A multipotent human glioblastoma stemlike neurosphere line, 060919, was established from a surgically resected glioblastoma specimen; when cells were implanted intracranially into athymic nude mice, they formed invasive, vascular tumors that exhibited the features of glioblastoma. Ten female Fischer 344 rats received an injection of 75,000 F98 rat glioma cells and 10 female athymic nude rats received an injection of 75,000 060919 human glioblastoma stemlike cells in the pontine tegmentum of the brainstem. A control group of 5 female Fischer rats received an injection of saline in the same location as the animals in the tumor groups. Kaplan-Meier curves were generated for survival, and brains were processed postmortem for histopathological investigation.

Results

Both F98 cells and 060919 cells grew in 100% of the animals injected. Median survival of animals injected with F98 was 15 days, consistent with the authors' previous reports on the establishment of the brainstem tumor model using the F98 rat glioma line. Median survival of animals injected with 060919 was 31 days.

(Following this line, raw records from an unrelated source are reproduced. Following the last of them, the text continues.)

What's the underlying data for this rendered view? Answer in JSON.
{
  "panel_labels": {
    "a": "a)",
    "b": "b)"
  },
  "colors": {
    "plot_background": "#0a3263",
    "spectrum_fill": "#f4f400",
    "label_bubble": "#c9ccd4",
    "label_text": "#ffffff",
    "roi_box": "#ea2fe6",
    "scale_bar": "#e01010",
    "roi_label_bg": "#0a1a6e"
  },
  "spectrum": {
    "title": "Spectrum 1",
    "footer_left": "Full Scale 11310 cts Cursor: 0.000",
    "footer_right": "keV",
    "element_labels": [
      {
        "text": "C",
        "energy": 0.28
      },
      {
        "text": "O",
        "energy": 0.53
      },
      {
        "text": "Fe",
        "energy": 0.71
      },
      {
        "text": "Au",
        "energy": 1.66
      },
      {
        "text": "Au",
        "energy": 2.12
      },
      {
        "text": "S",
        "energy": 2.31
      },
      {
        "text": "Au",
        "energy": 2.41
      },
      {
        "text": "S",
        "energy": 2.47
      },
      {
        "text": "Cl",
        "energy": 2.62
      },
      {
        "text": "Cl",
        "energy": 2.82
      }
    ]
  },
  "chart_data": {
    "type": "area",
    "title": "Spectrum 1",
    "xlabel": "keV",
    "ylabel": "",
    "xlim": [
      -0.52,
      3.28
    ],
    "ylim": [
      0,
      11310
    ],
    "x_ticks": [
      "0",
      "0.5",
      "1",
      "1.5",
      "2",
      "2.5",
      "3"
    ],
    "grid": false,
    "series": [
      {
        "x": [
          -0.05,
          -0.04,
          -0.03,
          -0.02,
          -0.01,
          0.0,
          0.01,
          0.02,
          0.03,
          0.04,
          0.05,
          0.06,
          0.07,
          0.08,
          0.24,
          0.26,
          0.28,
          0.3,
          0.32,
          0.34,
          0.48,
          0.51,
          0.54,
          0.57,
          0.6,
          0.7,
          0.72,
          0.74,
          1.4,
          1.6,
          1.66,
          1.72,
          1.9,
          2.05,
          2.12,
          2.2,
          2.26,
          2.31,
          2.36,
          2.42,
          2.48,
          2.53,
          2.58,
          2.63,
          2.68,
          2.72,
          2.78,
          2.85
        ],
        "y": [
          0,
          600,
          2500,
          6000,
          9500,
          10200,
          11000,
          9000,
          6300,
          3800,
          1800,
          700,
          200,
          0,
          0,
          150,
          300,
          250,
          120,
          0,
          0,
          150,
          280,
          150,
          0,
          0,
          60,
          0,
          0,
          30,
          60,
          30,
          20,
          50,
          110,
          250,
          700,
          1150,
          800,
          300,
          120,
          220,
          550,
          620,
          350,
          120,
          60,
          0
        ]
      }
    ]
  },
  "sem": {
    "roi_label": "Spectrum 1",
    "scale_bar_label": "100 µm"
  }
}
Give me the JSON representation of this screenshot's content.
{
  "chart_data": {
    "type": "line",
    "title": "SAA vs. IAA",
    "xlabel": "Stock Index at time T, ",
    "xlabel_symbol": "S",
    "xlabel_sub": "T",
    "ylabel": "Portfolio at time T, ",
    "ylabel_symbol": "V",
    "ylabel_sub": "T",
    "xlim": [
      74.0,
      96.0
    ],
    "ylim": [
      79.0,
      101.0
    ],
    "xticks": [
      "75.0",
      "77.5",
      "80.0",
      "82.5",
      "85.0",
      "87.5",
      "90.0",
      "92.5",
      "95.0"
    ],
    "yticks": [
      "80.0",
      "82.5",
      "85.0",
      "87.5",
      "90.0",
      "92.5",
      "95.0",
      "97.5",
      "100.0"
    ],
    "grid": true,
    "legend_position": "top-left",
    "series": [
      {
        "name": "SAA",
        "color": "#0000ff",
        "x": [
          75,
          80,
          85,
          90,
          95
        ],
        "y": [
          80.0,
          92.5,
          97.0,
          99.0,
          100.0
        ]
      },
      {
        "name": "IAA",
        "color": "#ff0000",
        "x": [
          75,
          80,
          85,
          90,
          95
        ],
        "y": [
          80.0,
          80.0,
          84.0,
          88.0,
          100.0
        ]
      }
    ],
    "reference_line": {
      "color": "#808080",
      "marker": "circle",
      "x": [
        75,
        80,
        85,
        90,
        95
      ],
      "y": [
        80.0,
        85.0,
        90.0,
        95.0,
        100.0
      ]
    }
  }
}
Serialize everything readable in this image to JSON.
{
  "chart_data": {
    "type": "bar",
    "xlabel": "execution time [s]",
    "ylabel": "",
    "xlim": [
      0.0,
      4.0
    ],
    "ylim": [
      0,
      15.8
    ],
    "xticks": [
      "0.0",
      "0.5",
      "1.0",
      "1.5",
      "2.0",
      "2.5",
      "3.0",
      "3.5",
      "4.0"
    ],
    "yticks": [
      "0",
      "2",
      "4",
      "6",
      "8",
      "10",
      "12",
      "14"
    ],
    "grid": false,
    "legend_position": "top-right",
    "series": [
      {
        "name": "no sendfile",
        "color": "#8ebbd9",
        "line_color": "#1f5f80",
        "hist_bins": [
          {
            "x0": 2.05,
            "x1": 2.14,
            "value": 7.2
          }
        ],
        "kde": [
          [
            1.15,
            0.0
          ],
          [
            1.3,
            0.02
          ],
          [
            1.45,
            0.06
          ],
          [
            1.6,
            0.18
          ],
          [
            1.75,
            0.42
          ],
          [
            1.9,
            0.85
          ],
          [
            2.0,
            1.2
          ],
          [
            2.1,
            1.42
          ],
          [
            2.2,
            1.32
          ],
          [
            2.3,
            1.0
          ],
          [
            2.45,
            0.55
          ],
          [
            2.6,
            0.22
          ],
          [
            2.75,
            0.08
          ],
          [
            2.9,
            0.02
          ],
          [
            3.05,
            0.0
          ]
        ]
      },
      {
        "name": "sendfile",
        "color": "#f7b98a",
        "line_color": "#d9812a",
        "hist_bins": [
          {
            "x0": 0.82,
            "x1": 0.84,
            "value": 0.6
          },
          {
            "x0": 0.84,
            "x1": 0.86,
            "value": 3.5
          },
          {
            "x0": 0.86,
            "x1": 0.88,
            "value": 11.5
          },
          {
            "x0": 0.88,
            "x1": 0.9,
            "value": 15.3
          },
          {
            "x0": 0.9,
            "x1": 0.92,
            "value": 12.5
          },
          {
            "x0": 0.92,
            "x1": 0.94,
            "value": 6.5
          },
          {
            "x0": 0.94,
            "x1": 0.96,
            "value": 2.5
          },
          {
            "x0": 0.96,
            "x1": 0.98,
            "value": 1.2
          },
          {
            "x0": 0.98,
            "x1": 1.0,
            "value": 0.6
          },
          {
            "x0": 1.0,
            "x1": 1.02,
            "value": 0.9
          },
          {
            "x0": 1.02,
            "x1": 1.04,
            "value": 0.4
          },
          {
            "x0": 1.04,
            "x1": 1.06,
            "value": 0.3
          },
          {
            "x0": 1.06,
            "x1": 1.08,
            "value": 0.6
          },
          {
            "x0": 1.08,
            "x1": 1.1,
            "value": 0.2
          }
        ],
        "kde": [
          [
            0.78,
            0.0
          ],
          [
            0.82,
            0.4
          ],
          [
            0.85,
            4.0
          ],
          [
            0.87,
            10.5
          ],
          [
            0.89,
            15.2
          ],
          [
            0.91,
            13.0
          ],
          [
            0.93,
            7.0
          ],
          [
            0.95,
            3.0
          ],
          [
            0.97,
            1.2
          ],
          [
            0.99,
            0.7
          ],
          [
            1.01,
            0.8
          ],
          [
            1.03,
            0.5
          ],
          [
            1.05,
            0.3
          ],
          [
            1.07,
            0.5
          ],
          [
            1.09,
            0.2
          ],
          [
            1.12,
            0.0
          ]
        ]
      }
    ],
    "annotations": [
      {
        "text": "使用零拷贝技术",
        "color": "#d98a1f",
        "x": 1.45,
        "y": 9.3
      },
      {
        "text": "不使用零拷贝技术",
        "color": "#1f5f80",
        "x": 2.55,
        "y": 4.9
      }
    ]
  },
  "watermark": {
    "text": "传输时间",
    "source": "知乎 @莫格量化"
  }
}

Histopathological analysis of the tumors confirmed the presence of brainstem lesions in animals that received brainstem injections of F98 and in animals that received brainstem injections of 060919. The 060919 brainstem tumors histologically resembled glioblastoma.

Conclusions

Tumor take and median survival were consistent for animals injected in the brainstem with either the established F98 rat glioma cell line or the 060919 human glioblastoma stemlike neurosphere line. Histopathological features of the 060919 brainstem tumors resembled glioblastoma. Establishment of this human glioblastoma stemlike brainstem animal model will improve the evaluation and identification of more efficacious agents for the treatment of high-grade brainstem tumors.